Bagaimana melenyapkan kemacetan dari Puncak? Cara termudah, membangun lebih banyak jalan baru. Namun, langkah itu tentu akan mendegradasi fungsi kawasan Puncak.
Oleh
Redaksi
·3 menit baca
Lebih dari 36 tahun silam, Minggu (24/11/1985), Kompas telah memberitakan rekayasa lalu lintas di jalur Puncak pada setiap akhir pekan. Truk dan bus harus memutar melewati Sukabumi.
Karena harus membantu meringankan beban lalu lintas di jalur Puncak, truk dan bus menempuh jarak lebih jauh. Selisih jarak Bogor-Cianjur via Puncak dan Bogor-Cianjur via Sukabumi nyaris 40 kilometer. Namun, saat itu saja, kemacetan di jalur Puncak ternyata sudah tidak tertahankan.
Kemacetan di jalur Puncak, Kabupaten Bogor, Jawa Barat, merupakan dampak dari tidak terkendalinya pembangunan di kawasan itu. Puncak semakin tumbuh setelah tuntasnya pembangunan Tol Jagorawi, Jakarta-Bogor-Ciawi. Warga ibu kota Jakarta ibaratnya hanya butuh waktu sekejap untuk melepas kepenatan di pegunungan yang sejuk.
Tata ruang yang buruk membuat kawasan Puncak disesaki oleh vila, restoran, kawasan wisata, gedung pertemuan, fasilitas pelatihan berbagai perusahaan hingga taman safari. Sudah begitu, infrastruktur jalan tidak pernah ditambah dengan memadai.
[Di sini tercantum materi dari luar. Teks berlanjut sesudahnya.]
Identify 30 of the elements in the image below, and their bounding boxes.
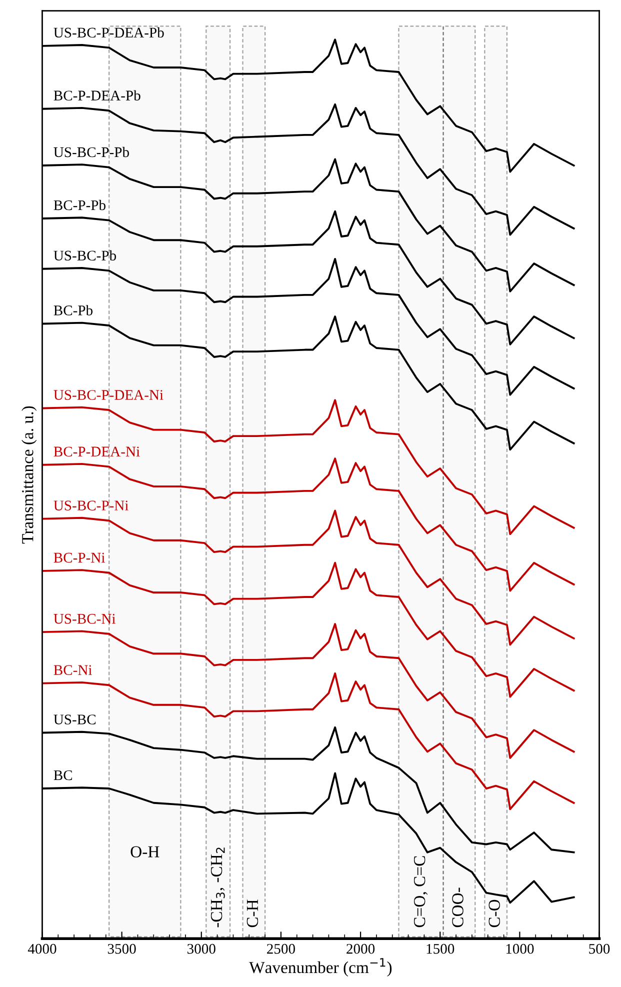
x-tick-label: 3500: [108, 944, 136, 954]
series-label: BC-P-Ni: [54, 552, 105, 563]
band-label: O-H: [130, 846, 160, 858]
series-label: US-BC-P-Pb: [54, 146, 129, 158]
x-tick-label: 2000: [346, 944, 375, 954]
x-tick-label: 4000: [28, 944, 56, 954]
series-label: US-BC-Pb: [54, 250, 116, 261]
band-label: -CH$_{3}$, -CH$_{2}$: [210, 848, 225, 928]
band-label: COO-: [452, 888, 464, 928]
series-label: US-BC-P-Ni: [54, 500, 128, 510]
series-label: BC-P-Pb: [54, 200, 106, 210]
x-tick-label: 1500: [426, 944, 454, 954]
series-label: US-BC-P-DEA-Pb: [54, 27, 164, 38]
series-label: BC-Pb: [54, 305, 93, 316]
series-label: BC: [54, 770, 72, 780]
series-label: BC-P-DEA-Ni: [54, 446, 140, 456]
x-tick-label: 2500: [267, 944, 295, 954]
series-label: BC-Ni: [54, 665, 92, 675]
x-tick-label: 3000: [187, 944, 216, 954]
band-label: C-H: [246, 900, 258, 928]
series-label: US-BC-Ni: [54, 614, 116, 624]
x-axis-title: Wavenumber (cm$^{−1}$): [249, 958, 392, 977]
x-tick-label: 1000: [506, 944, 534, 954]
x-tick-label: 500: [589, 944, 610, 954]
band-label: C-O: [488, 900, 500, 928]
band-label: C=O, C=C: [414, 856, 428, 928]
y-axis-title: Transmittance (a. u.): [22, 406, 37, 544]
series-label: BC-P-DEA-Pb: [54, 90, 140, 100]
series-label: US-BC: [54, 714, 96, 724]
series-label: US-BC-P-DEA-Ni: [54, 390, 164, 400]
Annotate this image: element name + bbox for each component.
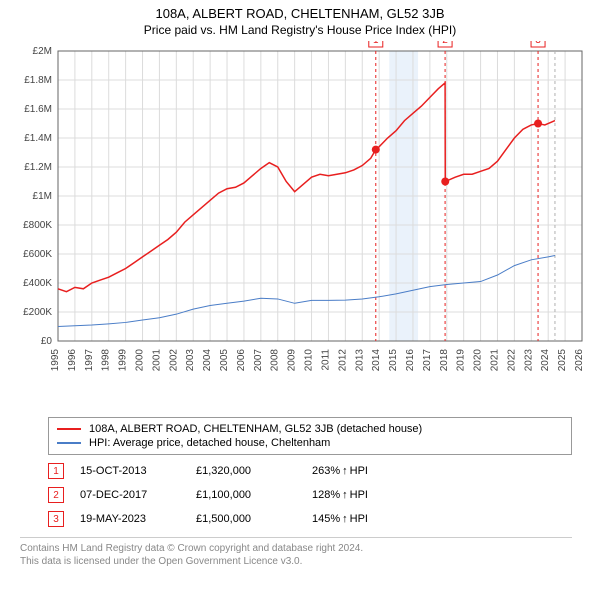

Aparat kepolisian tentu tidak hanya berpangku tangan. Berdasarkan arsip Kompas, sejak tahun 1986, telah diberlakukan kebijakan satu arah. Selama beberapa jam, kendaraan dari Puncak dikuras habis-habisan ke arah Gadog-Jakarta.
Setelah puluhan tahun, kebijakan itu mulai tampak tidak efektif. Beberapa hari lalu, terjadi kemacetan berjam-jam di jalur Puncak. Foto antrean sepeda motor yang begitu berdekatan di tengah pandemi Covid-19 beredar di berbagai grup media sosial.
Akar masalahnya tentu saja infrastruktur jalan yang tidak bertambah, sebaliknya populasi tumbuh begitu pesat. Sebagian orang juga berpendapat, kedisiplinan masyarakat dalam berkendara tidak terlalu baik. Akibatnya, pengguna jalan saling ”mengunci” di tengah kemacetan.
Sebagian orang juga berpendapat, kedisiplinan masyarakat dalam berkendara tidak terlalu baik.
Bagaimana melenyapkan kemacetan dari Puncak? Cara termudah, membangun lebih banyak jalan baru. Persoalannya, pembangunan akses jalan yang baru justru akan menarik lebih banyak orang ke Puncak. Langkah itu tentu akan mendegradasi fungsi kawasan Puncak.
Perubahan fungsi kawasan Puncak yang lebih masif jelas akan mengancam Jakarta. Padahal, ketika belum ada rencana yang jelas untuk menyelamatkan Jakarta dari potensi kenaikan muka air laut, alangkah baiknya jika kelestarian Puncak dipertahankan demi mengurangi ”musuh” Jakarta.
Lantas, ke mana warga Ibu Kota harus berlibur? Dengan adanya jaringan Tol Trans-Jawa, dapat dicari lokasi lain. Sisi utara Gunung Tangkubanparahu, misalnya, dapat dijangkau dari Tol Cipali untuk dijadikan kawasan baru ”Puncak”. Ada kawasan Ciwidey, Bandung selatan, yang terhubung dengan Tol Soreang.
Dapat juga dimulai pembangunan di koridor Cirebon-Kuningan di lereng utara Gunung Ciremai atau koridor Majalengka-Kuningan di lereng barat-selatan Gunung Ciremai. Berkat Tol Trans-Jawa, lokasi-lokasi itu berjarak kurang dari setengah hari dari Jakarta.
Dengan membangun kawasan ”Puncak” yang baru, kita tidak hanya meringankan beban Puncak, tetapi juga membangun pusat-pusat perekonomian baru. Semoga pula kesejahteraan rakyat menjadi lebih merata.